HIV-Travel Ban Lifted: Congress lifted the U.S. ban on HIV-positive travelers in July as part of its reauthorization of PEPFAR. The ban was widely seen in the GLBT community as a draconian rule.

A Watershed Election: In what Gay & Lesbian Victory Fund President Chuck Wolfe called a “watershed election” over 100 out candidates won elective office in November. The New England states led the nation with approving the highest number of openly gay members to their state assemblies; the region generated a total of fourteen wins. Openly gay Barney Frank of Massachusetts and Tammy Baldwin of Wisconsin will be joined by Colorado's Jarred Polis in the House. And the gay community strongly backed the first gay-affirming president in Barack Obama.

Making an Impact: Gay activism returned in a big way this year. Some have called the protests and demonstrations that followed passage of four anti-gay measures on November 4 Stonewall 2.0. The success of grassroots organizations like Join the Impact has thrown the future of traditional suit-and-tie activists into question.
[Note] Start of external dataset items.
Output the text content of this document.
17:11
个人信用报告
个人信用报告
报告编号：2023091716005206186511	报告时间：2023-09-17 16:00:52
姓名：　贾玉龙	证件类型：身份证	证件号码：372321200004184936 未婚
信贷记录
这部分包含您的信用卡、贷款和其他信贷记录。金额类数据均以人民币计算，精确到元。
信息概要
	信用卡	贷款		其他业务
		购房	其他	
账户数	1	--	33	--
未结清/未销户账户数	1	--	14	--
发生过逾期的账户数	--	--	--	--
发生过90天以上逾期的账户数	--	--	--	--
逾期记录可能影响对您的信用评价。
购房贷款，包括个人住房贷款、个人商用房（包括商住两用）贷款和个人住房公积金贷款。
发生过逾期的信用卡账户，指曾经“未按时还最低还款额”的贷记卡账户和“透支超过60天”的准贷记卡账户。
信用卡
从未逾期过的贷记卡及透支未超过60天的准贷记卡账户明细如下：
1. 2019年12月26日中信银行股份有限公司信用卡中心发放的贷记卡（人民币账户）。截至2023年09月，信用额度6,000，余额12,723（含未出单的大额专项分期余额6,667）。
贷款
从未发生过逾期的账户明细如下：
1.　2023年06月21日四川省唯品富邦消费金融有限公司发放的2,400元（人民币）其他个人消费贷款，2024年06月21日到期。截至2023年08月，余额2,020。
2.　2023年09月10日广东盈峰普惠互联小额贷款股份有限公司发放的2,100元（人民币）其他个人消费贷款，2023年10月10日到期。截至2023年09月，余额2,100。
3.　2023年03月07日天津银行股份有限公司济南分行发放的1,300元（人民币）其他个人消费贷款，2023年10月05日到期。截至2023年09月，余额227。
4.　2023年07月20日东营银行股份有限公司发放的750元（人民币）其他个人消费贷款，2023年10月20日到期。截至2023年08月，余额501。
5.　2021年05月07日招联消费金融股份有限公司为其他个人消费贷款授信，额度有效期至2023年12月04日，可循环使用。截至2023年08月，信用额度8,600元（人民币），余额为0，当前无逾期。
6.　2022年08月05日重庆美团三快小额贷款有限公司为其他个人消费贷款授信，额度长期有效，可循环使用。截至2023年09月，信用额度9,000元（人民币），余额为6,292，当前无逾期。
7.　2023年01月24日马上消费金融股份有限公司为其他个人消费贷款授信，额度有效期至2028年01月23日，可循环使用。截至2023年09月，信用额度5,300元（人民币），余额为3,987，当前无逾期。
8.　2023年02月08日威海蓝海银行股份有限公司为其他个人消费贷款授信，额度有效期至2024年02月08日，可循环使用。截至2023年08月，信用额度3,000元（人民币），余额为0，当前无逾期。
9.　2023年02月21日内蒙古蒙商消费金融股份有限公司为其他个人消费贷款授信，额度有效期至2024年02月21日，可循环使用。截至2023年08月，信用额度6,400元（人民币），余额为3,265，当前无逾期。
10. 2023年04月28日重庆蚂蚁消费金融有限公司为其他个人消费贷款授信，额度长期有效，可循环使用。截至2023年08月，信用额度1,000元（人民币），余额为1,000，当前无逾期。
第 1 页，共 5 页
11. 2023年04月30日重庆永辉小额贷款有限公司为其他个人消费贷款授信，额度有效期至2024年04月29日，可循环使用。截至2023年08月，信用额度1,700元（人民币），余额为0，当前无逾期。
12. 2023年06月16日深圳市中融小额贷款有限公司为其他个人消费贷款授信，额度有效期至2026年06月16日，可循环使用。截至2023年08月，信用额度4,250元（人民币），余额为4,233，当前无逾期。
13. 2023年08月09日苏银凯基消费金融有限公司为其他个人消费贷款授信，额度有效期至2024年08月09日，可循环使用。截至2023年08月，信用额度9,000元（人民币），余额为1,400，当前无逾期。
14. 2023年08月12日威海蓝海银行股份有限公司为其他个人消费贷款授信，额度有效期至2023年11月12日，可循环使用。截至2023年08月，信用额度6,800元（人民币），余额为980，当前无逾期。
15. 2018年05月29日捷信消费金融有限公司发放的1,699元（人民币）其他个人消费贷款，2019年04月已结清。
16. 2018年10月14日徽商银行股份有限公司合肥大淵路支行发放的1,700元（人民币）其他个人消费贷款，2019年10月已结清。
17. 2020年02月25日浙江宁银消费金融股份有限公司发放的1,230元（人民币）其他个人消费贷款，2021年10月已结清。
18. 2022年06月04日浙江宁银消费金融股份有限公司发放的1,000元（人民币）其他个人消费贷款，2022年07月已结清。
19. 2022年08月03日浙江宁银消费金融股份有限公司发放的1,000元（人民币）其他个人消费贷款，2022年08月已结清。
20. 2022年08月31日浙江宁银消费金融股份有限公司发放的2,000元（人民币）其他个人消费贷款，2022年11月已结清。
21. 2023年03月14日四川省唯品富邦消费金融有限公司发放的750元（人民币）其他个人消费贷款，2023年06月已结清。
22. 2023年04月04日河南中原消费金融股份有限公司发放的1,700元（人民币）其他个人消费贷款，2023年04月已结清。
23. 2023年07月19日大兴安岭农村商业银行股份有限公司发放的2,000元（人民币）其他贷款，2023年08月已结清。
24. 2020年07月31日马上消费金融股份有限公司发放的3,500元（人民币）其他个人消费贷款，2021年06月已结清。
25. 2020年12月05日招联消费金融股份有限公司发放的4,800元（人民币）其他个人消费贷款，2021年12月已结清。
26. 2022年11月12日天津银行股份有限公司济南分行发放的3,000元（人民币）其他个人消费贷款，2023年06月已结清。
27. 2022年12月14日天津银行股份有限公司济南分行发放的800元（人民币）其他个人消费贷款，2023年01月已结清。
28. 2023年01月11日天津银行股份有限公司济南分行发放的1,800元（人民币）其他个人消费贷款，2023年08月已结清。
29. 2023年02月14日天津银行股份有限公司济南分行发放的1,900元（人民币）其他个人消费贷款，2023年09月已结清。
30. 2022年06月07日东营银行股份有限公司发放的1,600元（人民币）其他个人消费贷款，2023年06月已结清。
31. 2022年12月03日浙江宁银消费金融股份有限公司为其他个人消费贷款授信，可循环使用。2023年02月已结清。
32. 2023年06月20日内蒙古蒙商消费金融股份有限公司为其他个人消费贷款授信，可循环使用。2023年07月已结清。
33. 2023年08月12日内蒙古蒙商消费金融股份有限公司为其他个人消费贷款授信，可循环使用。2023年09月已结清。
Obama's Anti-Gay Pastor: Just making the list is the current controversy over Rev. Rick Warren. Gay rights groups protested Obama's pick to give an invocation at his inauguration. After losing gay marriage in California to Warren and his forces, gays are in no mood to be kicked around. Warren represents the gay community's worst fear: That Barrack Obama's commitment to the gay community may be all mouth and no trousers.

And what will be the biggest gay stories in 2009? You can expect to see two state Supreme Courts deliver gay marriage rulings early in the year: Iowa and California. And gay marriage will continue to be debated in four other states: New York, Vermont, New Jersey and New Hampshire.

Congress is likely to pass the Matthew Shepard Hate Crimes Act.

Obama's commitment to gay rights will certainly remain under the microscope of gay rights groups feeling the pressure to deliver real reform.

And what will become of the struggling Stonewall 2.0 movement? Will the effort gain momentum in 2009 or fizzle out?

Happy New Year from everyone at On Top Magazine.